How does illicit trafficking shape urban planning?
This session examines the links between illicit flows and urban development, and the challenges they pose for achieving more equitable, accountable planning in today’s cities.
Overview
A DPU Urban Transformation Cluster event
The prevalence of illicit flows and associated criminal activity increasingly challenges planners’ capacity to address their impacts on urban safety and, more broadly, on systems of urban governance. Yet trafficking—and the capital it generates—is deeply intertwined with urban development processes across diverse contexts. This influence ranges from the laundering of illicit capital through real‑estate markets and large‑scale infrastructure projects, to the formation of criminalised “parallel states” in which organised groups regulate, manage, and at times monopolise urban services and governance functions. This fifth session in our Urban Planning and Violence series seeks to unpack the complex relationship between illicit flows and urban development, and to explore the challenges they pose for advancing more equitable and accountable forms of development planning in contemporary cities.
Speakers:
Gabriel Feltran is a Research Professor CNRS at the Centre for European Studies and Comparative Politics, Sciences Po, Paris. He has authored and edited several books and articles, including « Stolen Cars: A Journey through São Paulo’s Urban Conflict » (Wiley SUSC series, 2022); « The Entangled City: Crime as Urban Fabric in São Paulo » (Manchester University Press, 2020), and the documentary series « PCC: The Secret Power » (HBOMax, 2022), adapted from his book in Portuguese (« Irmãos: uma história do PCC », 2018). His newest article is entitled A Criminal Platform for the Cocaine Trade: Governance Mechanisms Changing the Balance of Power in a Transcontinental Value Chain (European Journal of Sociology, 2025). Title of the Presentation: “Cocaine, Criminal Governance, and the Coproduction of Urban Spaces” Since 2016, expanding cocaine flows have transformed the scale of Latin American and European illicit markets. Billions of euros are laundered across urban economies, from real estate to infrastructure. Drawing on extensive fieldwork, this talk examines how criminal governance shapes the co-production of cities through (il)licit value chains.

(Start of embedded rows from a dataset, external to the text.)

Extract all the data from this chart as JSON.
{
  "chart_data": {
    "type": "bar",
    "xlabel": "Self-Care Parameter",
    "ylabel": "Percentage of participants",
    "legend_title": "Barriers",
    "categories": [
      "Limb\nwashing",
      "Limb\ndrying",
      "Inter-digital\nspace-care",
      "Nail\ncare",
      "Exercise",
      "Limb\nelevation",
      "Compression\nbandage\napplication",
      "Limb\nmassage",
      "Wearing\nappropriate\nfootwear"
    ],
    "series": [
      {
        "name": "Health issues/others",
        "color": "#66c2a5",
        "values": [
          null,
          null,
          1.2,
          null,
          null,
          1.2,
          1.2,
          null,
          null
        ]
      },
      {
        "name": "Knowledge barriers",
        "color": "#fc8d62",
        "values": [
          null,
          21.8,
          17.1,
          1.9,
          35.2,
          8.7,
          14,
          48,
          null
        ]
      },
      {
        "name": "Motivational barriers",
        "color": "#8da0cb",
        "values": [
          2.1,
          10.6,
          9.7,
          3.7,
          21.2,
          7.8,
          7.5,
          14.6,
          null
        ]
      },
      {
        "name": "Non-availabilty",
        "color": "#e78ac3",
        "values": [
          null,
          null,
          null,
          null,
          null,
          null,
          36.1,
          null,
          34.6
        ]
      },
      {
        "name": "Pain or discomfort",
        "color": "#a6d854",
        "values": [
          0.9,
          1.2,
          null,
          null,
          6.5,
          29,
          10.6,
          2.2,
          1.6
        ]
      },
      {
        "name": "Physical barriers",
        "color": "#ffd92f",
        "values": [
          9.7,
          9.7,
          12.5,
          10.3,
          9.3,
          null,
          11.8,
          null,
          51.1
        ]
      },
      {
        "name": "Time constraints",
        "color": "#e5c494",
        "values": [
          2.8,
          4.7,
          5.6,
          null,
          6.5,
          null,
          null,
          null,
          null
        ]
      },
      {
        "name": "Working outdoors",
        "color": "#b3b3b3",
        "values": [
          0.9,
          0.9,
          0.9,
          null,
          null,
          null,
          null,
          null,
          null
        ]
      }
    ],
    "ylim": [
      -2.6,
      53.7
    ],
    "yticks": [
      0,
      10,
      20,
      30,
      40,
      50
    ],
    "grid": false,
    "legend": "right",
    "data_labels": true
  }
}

Rowland Atkinson (University of Sheffield) is Chair in Inclusive Societies at the University of Sheffield. Rowland is an urban sociologist whose work focuses on the consequences for cities of social divisions. These interests have generated work on displacement from gentrification, social exclusion and housing policy interventions, and the rise of gated communities. Most recently, his work has focused on the impact of wealth and the wealthy on urban life. Title of the presentation: Dark City as Violence Accelerator: The Role of Urban Property and Money Laundering in Social Harm.